Ist Youtubers Life OMG! also tatsächlich ein Symptom des kulturellen Niedergangs? Im Namen des Spiels fehlt ein Possessiv-Apostroph, aber das ist noch das Anstößigste daran. Wenn überhaupt ist das Spiel zu realistisch und zu schwierig (ich habe es auf ganze 22 Abonnenten und drei Dollar Werbeeinnahmen gebracht). Elnaz Kashefpakdel ist Forschungsleiterin bei bei der NGO Education and Employers, die schon den YouTube-Berufswunsch der Kinder erforscht hat. Sie meint, wir müssten uns einfach damit abfinden, dass die Zeiten sich ändern.

“Kinder, die heute in die Grundschule gehen, sind die nächste Generation der Arbeitnehmer und -geber”, sagt sie. “Wir können nicht ignorieren, dass das Internet und die Technik im Allgemeinen ein wichtiger Bestandteil ihrer Karrieren sein werden.” Die herkömmliche Schule-zu-Beruf-Laufbahn befinde sich im Wandel, so die Forscherin. Heute gebe es viele unterschiedliche Wege in den Arbeitsmarkt. “Familien und Schulen sollten bei diesem Thema offen bleiben und den Kindern vermitteln, dass alles möglich ist.”

Berufsberater Gardner hat aktuell zwei Schützlinge, die gern mit YouTube ihr Geld verdienen würden. Er betont, dass selbst eine Teilzeit-Karriere auf YouTube die Jobchancen junger Menschen verbessern könnte. “Wenn jemand seine eigenen YouTube-Videos macht, dann kann das sehr gut ankommen”, sagt er. “Das zeigt Initiative und Ambition.”

Nach unserem Gespräch entscheidet Roxannes Mutter Emma, dass es an der Zeit ist, ihrer Tochter einen YouTube-Kanal zu erlauben – aber nur, wenn sie ihr Gesicht dort nicht zeigt.
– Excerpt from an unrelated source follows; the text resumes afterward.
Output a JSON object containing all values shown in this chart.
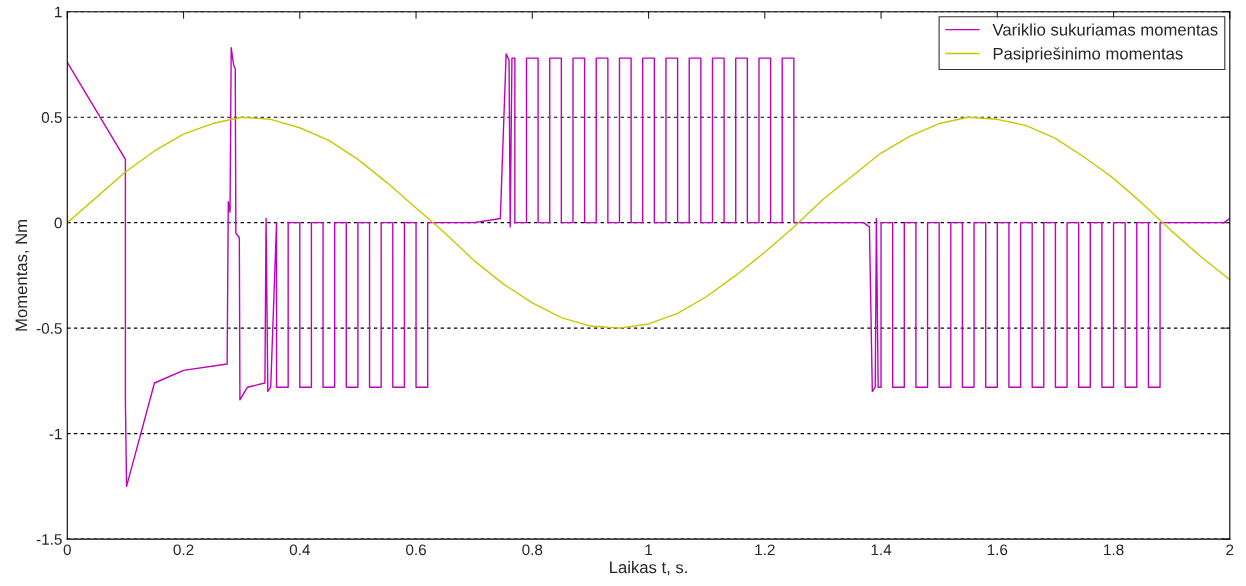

Stattdessen nutzt Roxanne den Channel, um selbst gemachte Animationen hochzuladen. “Ich will gar nicht vor die Kamera – dazu bräuchte ich teurere Ausrüstung, und das Geld will ich nicht ausgeben”, sagt die Zehnjährige. “Ich will einfach nur Videos machen.”

Was bleibt da noch zu sagen, außer: The kids are all right.